Perhaps more importantly, would Meaford's treasurer or CAO sign that contract with no clause for an annual cost review and adjustment? Would Meaford's CAO and treasurer take that risk? Would Meaford staff really take the chance that four years down the road their iron-clad five year price guarantee hasn't held due to unexpected increases in costs, and due to the iron-clad contract and guarantee to the other municipality, the only way to recover the additional costs is to dip into the pockets of Meaford taxpayers?

I doubt that Meaford residents would support it, and I doubt Meaford's senior staff would sign such a document.

On the other hand, if the pitch to Meaford residents included the potential benefit of a major injection of revenue to the municipality, there might be more support for assuming the costs and staff time required to prepare a proposal. That's human nature.

One Meaford resident who attended this week's public meeting on the policing options for Meaford told members of council that, in his many years of experience preparing proposals and budgets for various companies and service providers, the statement from the Owen Sound police chief that “the price is the price” is, in his words, “There's a whole bunch of warning signs that start flashing in front of me.”

I would have to agree. And I will provide another example of why both Meaford and Owen Sound residents should be concerned – not with the quality of service either police force would provide, not even whether the Owen Sound Police Service believes in their own numbers, but in how much homework has been done in preparing the OSPS proposal.

When the Owen Sound police chief was asked about radio communications for officers in every corner of this very large municipality, the chief assured the resident that they had conducted a study and they are confident that radio communications will not be an issue.

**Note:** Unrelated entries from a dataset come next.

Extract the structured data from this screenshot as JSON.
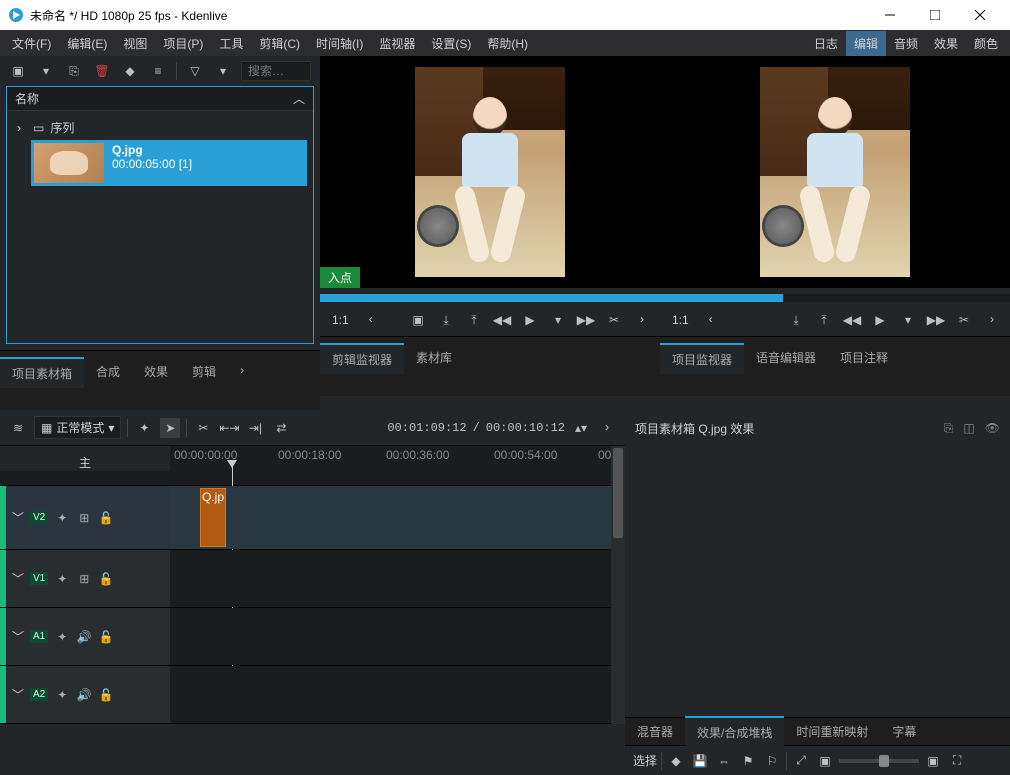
{
  "titlebar": {
    "title": "未命名 */ HD 1080p 25 fps - Kdenlive"
  },
  "menu": {
    "file": "文件(F)",
    "edit": "编辑(E)",
    "view": "视图",
    "project": "项目(P)",
    "tool": "工具",
    "clip": "剪辑(C)",
    "timeline": "时间轴(I)",
    "monitor": "监视器",
    "settings": "设置(S)",
    "help": "帮助(H)"
  },
  "rtabs": {
    "log": "日志",
    "edit": "编辑",
    "audio": "音频",
    "effect": "效果",
    "color": "颜色"
  },
  "bin": {
    "header": "名称",
    "search_placeholder": "搜索…",
    "seq": "序列",
    "clip": {
      "name": "Q.jpg",
      "meta": "00:00:05:00 [1]"
    }
  },
  "monitor": {
    "inpoint": "入点",
    "zoom": "1:1"
  },
  "panel_tabs_left": {
    "bin": "项目素材箱",
    "compose": "合成",
    "effect": "效果",
    "clipprop": "剪辑"
  },
  "panel_tabs_center": {
    "clipmon": "剪辑监视器",
    "medialib": "素材库"
  },
  "panel_tabs_right": {
    "projmon": "项目监视器",
    "voice": "语音编辑器",
    "notes": "项目注释"
  },
  "timeline_tb": {
    "mode": "正常模式",
    "tc1": "00:01:09:12",
    "tc2": "00:00:10:12"
  },
  "ruler": {
    "master": "主",
    "t0": "00:00:00:00",
    "t1": "00:00:18:00",
    "t2": "00:00:36:00",
    "t3": "00:00:54:00",
    "t4": "00"
  },
  "tracks": {
    "v2": "V2",
    "v1": "V1",
    "a1": "A1",
    "a2": "A2",
    "clip_label": "Q.jp"
  },
  "effect_panel": {
    "title": "项目素材箱 Q.jpg 效果"
  },
  "bottom_tabs": {
    "mixer": "混音器",
    "stack": "效果/合成堆栈",
    "remap": "时间重新映射",
    "subtitle": "字幕"
  },
  "bottom_bar": {
    "select": "选择"
  }
}
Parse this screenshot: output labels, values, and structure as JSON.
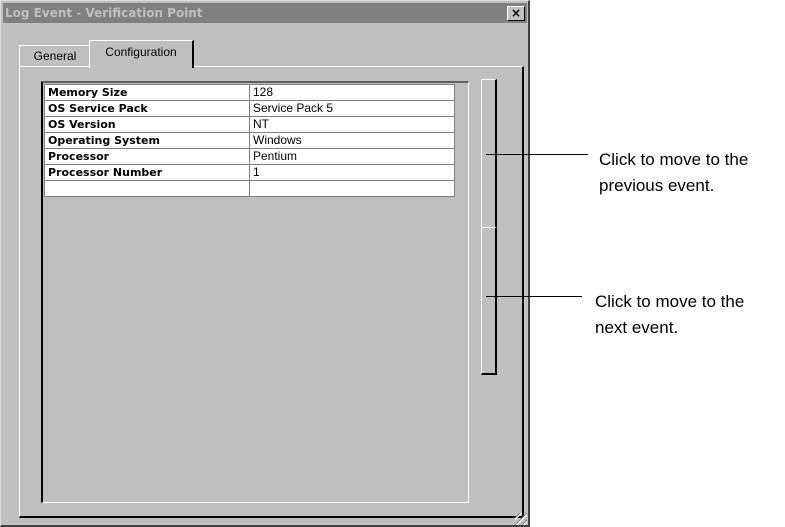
{
  "window": {
    "title": "Log Event - Verification Point",
    "close_label": "×"
  },
  "tabs": [
    {
      "label": "General",
      "active": false
    },
    {
      "label": "Configuration",
      "active": true
    }
  ],
  "properties": {
    "rows": [
      {
        "name": "Memory Size",
        "value": "128"
      },
      {
        "name": "OS Service Pack",
        "value": "Service Pack 5"
      },
      {
        "name": "OS Version",
        "value": "NT"
      },
      {
        "name": "Operating System",
        "value": "Windows"
      },
      {
        "name": "Processor",
        "value": "Pentium"
      },
      {
        "name": "Processor Number",
        "value": "1"
      },
      {
        "name": "",
        "value": ""
      }
    ]
  },
  "navigation": {
    "previous_label": "",
    "next_label": ""
  },
  "callouts": {
    "previous": "Click to move to the\nprevious event.",
    "next": "Click to move to the\nnext event."
  },
  "colors": {
    "window_face": "#c0c0c0",
    "title_inactive": "#808080"
  }
}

That's all fine and good, but when the resident asked if a copy of the study could be provided, the chief back-pedalled and said that there was no actual report.

The resident was appropriately confused by that response and so he pressed further, and the response from the chief was somewhat surprising.

So if I write it down, what I just said, it makes it right, but if I tell you, it doesn't make it right?” the chief replied.

I don't doubt that the chief has conducted tests to ensure radio coverage is adequate in every corner of the 588 square kilometres that is the Municipality of Meaford. I don't doubt that the Owen Sound police chief is confident in the proposal provided to Meaford. I don't think anyone is trying to deceive anyone.

Blind faith, though, is a lot to ask when millions of dollars and the safety of the community is at stake.

Owen Sound however seems extremely confident in the numbers they have provided, and they have remained steadfast in their insistence that “the price is the price”.

So still I wonder, what's in it for Owen Sound?